Document Type
Article
Publication
Colorado Journal of International Environmental Law and Policy
Year
2011
Citation Information
Michael Waggoner, How Can the Rural Energy Poor Obtain Appropriate Sustainable Energy Technologies?, 22 Colo. J. Int'l Envtl. L. & Pol'y 251 (2011), available at https://scholar.law.colorado.edu/faculty-articles/187.
Abstract
Solutions to a current serious problem for the rural energy poor might best be found at least in part in older practices.
The problem comes from cooking over open fires, impairing the health of the cook and of others in her family, using fuel so inefficiently as to threaten forests, and releasing soot that contributes to global warming. Small, cheap, reliable cooking stoves could address these issues, improving health by reducing smoke and exhausting it through a chimney and thus away from the cook, using fuel more efficiently so that less needs to be gathered, and more completely burning the fuel so that less soot is released.

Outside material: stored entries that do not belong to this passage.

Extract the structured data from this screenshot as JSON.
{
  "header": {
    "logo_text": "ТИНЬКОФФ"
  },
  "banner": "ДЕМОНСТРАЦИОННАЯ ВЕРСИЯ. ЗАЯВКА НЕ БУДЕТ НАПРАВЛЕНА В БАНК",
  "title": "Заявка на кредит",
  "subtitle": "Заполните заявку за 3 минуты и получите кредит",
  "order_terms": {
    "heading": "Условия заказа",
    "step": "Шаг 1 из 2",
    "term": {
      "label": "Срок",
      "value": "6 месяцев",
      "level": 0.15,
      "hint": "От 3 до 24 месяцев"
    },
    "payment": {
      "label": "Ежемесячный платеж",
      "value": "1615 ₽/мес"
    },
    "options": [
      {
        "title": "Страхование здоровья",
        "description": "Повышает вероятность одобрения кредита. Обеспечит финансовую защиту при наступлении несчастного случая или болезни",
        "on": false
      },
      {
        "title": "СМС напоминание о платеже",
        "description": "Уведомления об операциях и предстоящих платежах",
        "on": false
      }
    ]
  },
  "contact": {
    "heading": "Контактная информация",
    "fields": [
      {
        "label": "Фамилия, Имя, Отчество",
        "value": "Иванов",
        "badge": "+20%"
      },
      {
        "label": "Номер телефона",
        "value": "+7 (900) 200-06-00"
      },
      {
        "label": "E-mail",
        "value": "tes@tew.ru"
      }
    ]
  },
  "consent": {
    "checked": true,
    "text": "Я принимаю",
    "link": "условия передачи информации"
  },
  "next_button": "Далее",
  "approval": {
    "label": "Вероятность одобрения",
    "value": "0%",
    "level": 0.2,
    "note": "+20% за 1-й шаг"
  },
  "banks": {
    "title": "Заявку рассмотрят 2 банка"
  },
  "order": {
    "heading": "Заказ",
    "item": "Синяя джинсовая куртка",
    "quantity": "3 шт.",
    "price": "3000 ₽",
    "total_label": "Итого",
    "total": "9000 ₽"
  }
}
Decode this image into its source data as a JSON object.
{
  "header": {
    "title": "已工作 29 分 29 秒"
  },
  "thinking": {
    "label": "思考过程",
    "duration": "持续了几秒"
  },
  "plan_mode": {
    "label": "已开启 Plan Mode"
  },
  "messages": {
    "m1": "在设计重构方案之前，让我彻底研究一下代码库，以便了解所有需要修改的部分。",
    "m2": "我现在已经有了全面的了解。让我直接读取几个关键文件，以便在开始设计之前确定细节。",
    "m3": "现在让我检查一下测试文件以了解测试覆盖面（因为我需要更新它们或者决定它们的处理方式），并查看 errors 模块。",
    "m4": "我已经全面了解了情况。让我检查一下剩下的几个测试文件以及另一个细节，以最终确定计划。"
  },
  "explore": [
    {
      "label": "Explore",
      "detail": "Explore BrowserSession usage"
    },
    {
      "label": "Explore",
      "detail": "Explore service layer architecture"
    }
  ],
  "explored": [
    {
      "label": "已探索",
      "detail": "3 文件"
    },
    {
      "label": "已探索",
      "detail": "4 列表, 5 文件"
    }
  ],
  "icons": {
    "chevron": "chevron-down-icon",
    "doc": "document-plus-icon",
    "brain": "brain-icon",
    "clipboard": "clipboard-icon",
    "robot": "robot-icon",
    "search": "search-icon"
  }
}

Older practices may most effectively put such stoves into the hands of the rural energy poor: Traveling merchants once sold small tools in rural areas. More recently they have sold cellular phones, and now they can sell the stoves. They might also sell water filters and other small appliances, reducing costs by spreading them over more products. A problem here is that many developing nation governments are bureaucratic, unfriendly to business, or even corrupt, and these barriers to commerce hurt the energy poor. Reforming markets and politics, while of course important to people in business, is also important to those needing better access to energy.
The U.S. has a long tradition of county agricultural extension agents serving as a bridge between farms and ranches, on the one hand, and agricultural universities on the other. The agricultural universities are in touch with industries serving agriculture such as those selling fertilizer, pesticides, seed, and tractors. The agent transmits information both ways, telling the colleges and thus industry of problems on the farms and telling the farmers of new solutions. This model would be useful in transmitting the new technology of the efficient stoves, providing a neutral alternative to the self-interested traveling merchants. These agents might be hired from among the well-educated people in the developing nations who at present are finding it difficult to obtain suitable employment.